Les ONG et les parents au Mexique exigent la liberté de cinq autochtones

TUXTLA GUTIÉRREZ. Dans le cadre d’une conférence de presse, les proches, le Centro de Derechos Humanos Fray Bartolomé de Las Casas (Frayba) et le collectif No Estamos Musm (nous ne sommes pas tous) à Tuxtla Gutiérrez, a demandé la libération du « cinq de San Juan Cancuc ». C’est le Tzeltal-Indigenen Manuel Sántiz Cruz, Agustín Pérez Domínguez, Juan Velasco Aguilar, Martín Pérez Domínguez et Agustín Pérez Velasco de l’État de Chiapas dans le sud du Mexique. Ils ont été arrêtés en 2022 après la mort d’un officier de police municipal et condamnés plus tard à 25 ans de prison pour meurtre.

Lawn: Les centres intérieurs et des droits de l’homme critiquent que le jugement est fondé sur des preuves incorrectes et contradictoires. Les circonstances des arrestations ont également été critiquées. Il n’y a donc pas eu de mandat d’arrêt valide et les hommes avaient disparu pendant des heures après l’arrestation, sans interprètes et sans représentation légale. Selon les déclarations, les dossiers d’enquête ont reçu l’avocat: rapports contradictoires, manque de preuves et déclarations peu claires.

Le contexte est la résistance à la construction de l’autoroute entre Palenque et San Cristóbal de las Casas, qui est rejetée par de nombreuses communautés autochtones (America21 rapporté). Les parents ont des parents dans un message vidéo disponible pour le centre des droits de l’homme Frayba, a souligné que le seul crime des détenus était « pauvre, indigène et – surtout – défenseurs: à l’intérieur de la terre et du territoire ».
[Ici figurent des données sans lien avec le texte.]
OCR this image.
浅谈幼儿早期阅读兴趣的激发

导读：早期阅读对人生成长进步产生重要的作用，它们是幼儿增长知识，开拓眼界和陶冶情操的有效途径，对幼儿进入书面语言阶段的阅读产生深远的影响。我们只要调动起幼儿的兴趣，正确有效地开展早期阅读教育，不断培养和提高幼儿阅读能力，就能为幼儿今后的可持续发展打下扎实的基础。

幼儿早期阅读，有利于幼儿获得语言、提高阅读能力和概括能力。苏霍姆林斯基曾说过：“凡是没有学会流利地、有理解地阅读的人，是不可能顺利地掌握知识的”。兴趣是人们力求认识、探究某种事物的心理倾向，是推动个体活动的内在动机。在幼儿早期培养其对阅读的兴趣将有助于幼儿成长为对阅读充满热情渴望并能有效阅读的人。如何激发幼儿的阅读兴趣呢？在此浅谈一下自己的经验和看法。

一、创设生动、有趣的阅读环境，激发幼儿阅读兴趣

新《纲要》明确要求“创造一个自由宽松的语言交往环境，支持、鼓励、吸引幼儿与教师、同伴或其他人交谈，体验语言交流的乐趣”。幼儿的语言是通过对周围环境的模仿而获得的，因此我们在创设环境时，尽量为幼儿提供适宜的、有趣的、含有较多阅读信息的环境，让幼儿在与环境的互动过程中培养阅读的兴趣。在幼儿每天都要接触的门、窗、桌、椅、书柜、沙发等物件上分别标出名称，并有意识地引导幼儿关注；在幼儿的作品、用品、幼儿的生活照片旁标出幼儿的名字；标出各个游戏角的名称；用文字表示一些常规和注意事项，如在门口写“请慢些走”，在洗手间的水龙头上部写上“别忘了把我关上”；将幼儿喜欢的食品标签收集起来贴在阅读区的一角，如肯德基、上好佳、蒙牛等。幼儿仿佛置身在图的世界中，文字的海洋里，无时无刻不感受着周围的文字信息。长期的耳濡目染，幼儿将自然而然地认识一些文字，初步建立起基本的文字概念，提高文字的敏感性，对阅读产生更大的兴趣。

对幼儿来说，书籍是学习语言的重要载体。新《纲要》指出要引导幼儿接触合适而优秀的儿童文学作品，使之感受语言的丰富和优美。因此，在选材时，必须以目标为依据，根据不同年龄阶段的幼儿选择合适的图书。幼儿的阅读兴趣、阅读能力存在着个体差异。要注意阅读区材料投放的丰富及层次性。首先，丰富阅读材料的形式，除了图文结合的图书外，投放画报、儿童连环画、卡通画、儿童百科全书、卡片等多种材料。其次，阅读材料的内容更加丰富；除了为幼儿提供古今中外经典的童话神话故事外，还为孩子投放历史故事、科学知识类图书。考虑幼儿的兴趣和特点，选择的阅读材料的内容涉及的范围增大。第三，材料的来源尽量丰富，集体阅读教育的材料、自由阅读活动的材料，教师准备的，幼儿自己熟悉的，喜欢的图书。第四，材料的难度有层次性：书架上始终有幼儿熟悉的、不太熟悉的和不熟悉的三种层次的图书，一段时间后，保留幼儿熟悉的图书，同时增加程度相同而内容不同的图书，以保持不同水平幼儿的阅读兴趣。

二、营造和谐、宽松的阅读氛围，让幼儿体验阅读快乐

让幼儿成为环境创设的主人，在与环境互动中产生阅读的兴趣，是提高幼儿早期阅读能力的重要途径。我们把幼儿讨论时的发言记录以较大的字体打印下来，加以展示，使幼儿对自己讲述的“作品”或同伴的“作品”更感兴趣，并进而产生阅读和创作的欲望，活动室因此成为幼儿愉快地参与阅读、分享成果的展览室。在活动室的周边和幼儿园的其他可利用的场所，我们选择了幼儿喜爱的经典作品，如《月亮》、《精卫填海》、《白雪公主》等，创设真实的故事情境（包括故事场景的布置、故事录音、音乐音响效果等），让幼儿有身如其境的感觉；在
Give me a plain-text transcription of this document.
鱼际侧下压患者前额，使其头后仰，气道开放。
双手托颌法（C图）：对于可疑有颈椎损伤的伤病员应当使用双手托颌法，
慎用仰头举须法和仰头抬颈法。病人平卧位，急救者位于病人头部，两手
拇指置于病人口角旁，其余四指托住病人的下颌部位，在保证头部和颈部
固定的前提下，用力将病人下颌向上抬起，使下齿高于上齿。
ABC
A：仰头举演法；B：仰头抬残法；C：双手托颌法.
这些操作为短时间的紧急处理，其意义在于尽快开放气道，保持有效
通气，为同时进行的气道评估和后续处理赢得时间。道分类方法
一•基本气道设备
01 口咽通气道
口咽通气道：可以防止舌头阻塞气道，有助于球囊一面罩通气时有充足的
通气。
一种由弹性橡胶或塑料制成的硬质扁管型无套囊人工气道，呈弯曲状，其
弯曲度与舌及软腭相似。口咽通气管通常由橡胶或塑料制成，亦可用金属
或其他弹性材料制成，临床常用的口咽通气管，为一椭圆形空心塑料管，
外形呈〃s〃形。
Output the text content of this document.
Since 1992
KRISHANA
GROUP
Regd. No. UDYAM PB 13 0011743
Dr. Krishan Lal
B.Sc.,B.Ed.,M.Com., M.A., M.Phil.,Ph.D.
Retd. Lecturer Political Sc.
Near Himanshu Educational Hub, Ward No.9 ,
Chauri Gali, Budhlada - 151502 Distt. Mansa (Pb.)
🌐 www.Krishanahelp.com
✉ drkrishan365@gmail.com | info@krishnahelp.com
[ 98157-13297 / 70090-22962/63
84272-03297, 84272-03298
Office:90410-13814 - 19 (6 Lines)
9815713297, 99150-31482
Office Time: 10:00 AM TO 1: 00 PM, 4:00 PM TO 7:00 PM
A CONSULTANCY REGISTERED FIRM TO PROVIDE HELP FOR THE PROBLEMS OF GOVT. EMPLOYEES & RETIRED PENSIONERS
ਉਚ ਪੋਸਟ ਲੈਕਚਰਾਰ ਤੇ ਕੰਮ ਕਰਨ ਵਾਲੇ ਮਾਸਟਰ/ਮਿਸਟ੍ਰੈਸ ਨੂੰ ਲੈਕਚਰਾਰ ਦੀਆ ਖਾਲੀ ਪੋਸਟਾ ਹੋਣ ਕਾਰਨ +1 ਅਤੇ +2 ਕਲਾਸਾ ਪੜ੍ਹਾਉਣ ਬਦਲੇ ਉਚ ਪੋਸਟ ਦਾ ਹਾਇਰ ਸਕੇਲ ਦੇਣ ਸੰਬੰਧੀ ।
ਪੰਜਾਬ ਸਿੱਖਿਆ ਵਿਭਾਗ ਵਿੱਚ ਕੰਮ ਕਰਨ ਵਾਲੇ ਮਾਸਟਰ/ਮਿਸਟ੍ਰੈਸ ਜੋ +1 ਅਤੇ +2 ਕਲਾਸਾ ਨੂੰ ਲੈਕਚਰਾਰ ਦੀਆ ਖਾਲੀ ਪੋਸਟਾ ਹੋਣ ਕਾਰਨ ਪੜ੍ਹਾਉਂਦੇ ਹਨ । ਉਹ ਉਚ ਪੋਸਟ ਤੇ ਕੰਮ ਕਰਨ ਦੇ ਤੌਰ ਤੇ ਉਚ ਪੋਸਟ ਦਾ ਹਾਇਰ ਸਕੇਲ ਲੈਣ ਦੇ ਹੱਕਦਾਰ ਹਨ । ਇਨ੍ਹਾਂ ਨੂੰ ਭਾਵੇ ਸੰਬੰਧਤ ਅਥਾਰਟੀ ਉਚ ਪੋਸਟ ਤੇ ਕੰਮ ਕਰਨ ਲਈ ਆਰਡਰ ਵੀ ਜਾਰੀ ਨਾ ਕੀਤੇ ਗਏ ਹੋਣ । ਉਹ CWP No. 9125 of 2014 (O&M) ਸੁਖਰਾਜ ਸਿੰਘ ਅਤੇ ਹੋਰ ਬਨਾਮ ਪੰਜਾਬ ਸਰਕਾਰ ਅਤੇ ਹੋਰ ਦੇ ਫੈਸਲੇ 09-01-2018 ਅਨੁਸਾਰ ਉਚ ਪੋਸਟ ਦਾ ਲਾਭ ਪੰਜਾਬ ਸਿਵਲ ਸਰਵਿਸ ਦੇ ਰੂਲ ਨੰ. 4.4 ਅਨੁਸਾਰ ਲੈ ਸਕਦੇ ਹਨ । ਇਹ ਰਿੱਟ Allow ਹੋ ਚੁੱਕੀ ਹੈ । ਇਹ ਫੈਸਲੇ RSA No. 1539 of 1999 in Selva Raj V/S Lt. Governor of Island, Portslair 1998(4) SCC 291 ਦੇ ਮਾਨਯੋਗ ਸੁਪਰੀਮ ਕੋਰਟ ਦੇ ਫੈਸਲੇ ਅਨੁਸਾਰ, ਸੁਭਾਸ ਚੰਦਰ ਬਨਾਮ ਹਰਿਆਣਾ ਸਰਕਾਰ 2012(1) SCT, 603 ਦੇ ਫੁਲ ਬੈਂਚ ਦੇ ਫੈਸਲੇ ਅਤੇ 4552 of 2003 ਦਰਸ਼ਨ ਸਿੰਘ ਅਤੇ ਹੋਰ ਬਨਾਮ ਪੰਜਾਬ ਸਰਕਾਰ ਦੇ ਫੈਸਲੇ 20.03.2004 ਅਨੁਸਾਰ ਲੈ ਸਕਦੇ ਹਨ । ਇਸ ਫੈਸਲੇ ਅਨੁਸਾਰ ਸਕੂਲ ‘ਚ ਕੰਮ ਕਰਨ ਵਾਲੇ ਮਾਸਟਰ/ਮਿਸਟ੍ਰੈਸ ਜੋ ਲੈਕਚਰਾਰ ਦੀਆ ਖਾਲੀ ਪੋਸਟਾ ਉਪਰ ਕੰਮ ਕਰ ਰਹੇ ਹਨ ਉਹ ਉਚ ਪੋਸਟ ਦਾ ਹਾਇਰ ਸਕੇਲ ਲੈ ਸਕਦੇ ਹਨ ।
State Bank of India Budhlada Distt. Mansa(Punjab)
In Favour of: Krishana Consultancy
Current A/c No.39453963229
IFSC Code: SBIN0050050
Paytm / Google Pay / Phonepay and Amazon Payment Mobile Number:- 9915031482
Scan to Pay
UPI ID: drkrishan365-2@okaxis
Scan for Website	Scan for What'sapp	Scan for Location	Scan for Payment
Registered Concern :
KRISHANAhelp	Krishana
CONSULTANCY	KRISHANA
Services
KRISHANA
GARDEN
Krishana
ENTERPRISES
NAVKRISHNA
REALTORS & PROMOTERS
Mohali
En mai, un groupe de travail pour des arrestations arbitraires de l’ONU avait confirmé les allégations de parents et d’avocats: essentiellement confirmé à l’intérieur. De l’avis 21/2025, le groupe de travail a écrit que l’arrestation était arbitraire et que la procédure était injuste. Il a également été dit que la procédure était caractérisée par de graves violations de la procédure appropriée ainsi que de la discrimination fondée sur son identité autochtone et travaille à défendre le territoire. Le groupe de travail a appelé à la libération immédiate des cinq hommes, à la réparation et à un examen indépendant des responsables.

Êtes-vous intéressé par ce qui se passe dans le Sud mondial?

Nous vous fournissons des nouvelles et des antécédents d’Amérique latine. Soutenez-nous avec un don.

Pedro Faro du Centre des droits de l’homme, Frayba, a déclaré à America21 que l’affaire était « dans un schéma systématique de criminalisation des défenseurs autochtones des droits de l’homme: à l’intérieur des Chiapas, en particulier en lien avec la résistance de la population contre les méga projets et la militaire. Le centre de défense des droits de l’homme Bartolomé Dev Deple Casas a donc documenté de nombreuses irrégularités présentées.

Il s’appuie sur les juges nouvellement élus: à l’intérieur qui a pris ses fonctions la semaine dernière et a été choisi pour la première fois directement par les gens. « Selon le droit international et l’opinion du groupe de travail des Nations Unies, ils sont obligés de laisser les hommes libres. Cependant, il y a un précédent du mandat dernier que les personnes emprisonnées continueront d’être détenues malgré de graves violations des droits de l’homme. »

Au niveau local, les prisonniers sont soutenus à côté de Frayba et du collectif No Estamos Todx de la Diócesis de San Cristóbal de las Casas et de la Parroquia San Juan Evangelista à Cancuc. Les partisans: rapports intérieurs d’existences détruites, de pauvreté et de stigmatisation par détention.